Bishnu Maya Ale seems confused over the usage of proper nouns. As her English teacher explains to a small-sized class, Ale, whispers with her classmate, another Nepali, to check her answers.

Ale, in her 40s, is one of the many Nepalis who attend the English for immigrants program, known as ESOL, in the United Kingdom.

At a centre in Harrow, one of London’s boroughs, a group of men and women — the majority of them are women and most of them from Nepal — attend to enhance their language skills and sharpen their conversational ability.

But the recent changes on ESOL policy might change the scenario for many learners, especially women and the elderly.

The changes in the funding and eligibility criteria targeting people actively seeking work, says Geoff Trodd, Manager of Adult Community and Family Learning at Harrow Council, would have an impact on elderly, children and mostly women who would not meet the new eligibility criteria.

According to the latest report by Department for Business Innovation and Skills, women constitute a majority of the ESOL population: 68.1% in 2009-10.

One of the clauses of the latest change has a provision for free tuition only for learners in receipt of Job Seekers’ Allowance or Employment and Support Allowance.

Trodd says it is important for everyone to have an opportunity to acquire the language skills.

“It helps with community cohesion and community integration,” he says. “Especially for women and elderly, it is a vital tool to stop isolation.

Linda Lee, an ESOL teacher for 13 years, agrees.

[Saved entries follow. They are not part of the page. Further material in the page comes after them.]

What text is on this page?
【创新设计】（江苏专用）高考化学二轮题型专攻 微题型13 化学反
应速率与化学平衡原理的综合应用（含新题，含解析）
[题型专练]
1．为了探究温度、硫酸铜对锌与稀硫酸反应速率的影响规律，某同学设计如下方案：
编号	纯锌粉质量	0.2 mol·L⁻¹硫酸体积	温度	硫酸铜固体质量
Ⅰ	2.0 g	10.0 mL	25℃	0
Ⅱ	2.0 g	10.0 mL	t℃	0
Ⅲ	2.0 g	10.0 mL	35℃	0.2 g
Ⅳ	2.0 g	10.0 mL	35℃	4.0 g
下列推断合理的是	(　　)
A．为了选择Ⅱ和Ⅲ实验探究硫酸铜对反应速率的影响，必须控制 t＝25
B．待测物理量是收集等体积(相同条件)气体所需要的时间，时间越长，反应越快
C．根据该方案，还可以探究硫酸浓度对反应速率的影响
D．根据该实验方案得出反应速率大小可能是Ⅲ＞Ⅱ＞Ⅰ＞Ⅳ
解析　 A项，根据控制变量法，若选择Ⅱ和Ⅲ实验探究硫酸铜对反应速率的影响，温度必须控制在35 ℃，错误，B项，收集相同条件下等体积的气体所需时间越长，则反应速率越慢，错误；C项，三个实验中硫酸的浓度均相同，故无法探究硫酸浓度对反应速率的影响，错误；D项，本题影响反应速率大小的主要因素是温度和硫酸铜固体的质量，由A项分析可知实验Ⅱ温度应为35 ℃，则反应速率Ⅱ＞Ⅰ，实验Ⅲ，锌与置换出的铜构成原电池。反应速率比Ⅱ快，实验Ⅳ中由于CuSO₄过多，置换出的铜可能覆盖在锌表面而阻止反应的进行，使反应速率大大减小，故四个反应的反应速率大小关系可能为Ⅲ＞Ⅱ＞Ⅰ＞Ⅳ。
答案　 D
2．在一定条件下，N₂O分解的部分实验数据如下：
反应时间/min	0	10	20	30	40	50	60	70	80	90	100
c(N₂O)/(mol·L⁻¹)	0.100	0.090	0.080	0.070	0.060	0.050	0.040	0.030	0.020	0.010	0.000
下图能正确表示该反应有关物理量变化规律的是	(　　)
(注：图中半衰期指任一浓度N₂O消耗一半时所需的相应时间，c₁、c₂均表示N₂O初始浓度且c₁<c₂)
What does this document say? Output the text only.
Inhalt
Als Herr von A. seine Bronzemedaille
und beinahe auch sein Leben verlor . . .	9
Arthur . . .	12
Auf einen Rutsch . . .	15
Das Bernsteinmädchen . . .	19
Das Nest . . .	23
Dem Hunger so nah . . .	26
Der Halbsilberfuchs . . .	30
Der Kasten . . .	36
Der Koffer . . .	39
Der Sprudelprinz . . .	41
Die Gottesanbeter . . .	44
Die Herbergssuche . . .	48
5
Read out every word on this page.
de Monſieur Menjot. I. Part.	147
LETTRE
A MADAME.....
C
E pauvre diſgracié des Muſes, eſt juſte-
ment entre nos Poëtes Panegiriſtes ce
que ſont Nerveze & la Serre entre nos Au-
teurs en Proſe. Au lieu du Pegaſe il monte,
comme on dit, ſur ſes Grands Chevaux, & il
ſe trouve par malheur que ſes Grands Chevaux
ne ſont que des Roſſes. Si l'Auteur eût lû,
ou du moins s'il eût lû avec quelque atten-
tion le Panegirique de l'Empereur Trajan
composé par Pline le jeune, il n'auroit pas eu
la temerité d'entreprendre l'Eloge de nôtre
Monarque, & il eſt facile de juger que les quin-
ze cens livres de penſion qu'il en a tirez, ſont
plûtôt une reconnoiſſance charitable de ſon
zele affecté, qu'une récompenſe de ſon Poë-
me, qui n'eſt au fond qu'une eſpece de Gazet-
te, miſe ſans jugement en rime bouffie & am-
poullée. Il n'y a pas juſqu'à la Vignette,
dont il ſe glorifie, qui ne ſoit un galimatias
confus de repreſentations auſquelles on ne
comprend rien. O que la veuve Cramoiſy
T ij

But at the same time she also notes that most of the women live and find comfort in their small communities, and that they don’t bother to venture out.

And even if they do, they tend to get through the language barrier for there is a big South Asian community speaking and sharing similar culture and even language up to a certain extent.

“But you need to learn the language of the country you’re living in,” Lee says. “If you live in any country and you don’t speak the language you’re going to feel isolated.”

And learning the language with the goal to fit into the new society is Rama Devi Rai, who came to the UK three months ago.

Though her English is a step ahead of most of the Nepali women in the class, Rai says she needs to improve.

“In order to get a job [and also promotion] you need to have an advanced level of understanding and conversational English,” she says.

“Also it helps with carrying your day-to-day life. You don’t have to be dependent on your husband and children.”

Rai expresses her happiness on having an opportunity to take the English classes without having to pay. She adds that it wouldn’t be feasible for her to continue if she were to pay.

For some women, the latest change in policies could play a part in hindering their opportunity to learn. But Ale says believes in the notion that where there is a will, there is a way.

For her, it’s about more than mastering the language. It’s about making one of her dreams come true.

“I have never stepped into a school or been in a classroom,” Ale says. “I always wished I could go to school, and I’m doing that here.”

Ale says she paid £250 when she started in 2007 and £450 the following year. Though studying for free at the moment, she says she is ready to pay the amount if she doesn’t fit into the new eligibility criteria.

“I’ve always wanted to go to school and learn,” she says. “Now I’ve been able to at least come this far, and even if I have to pay I’ll continue. I want to learn English.”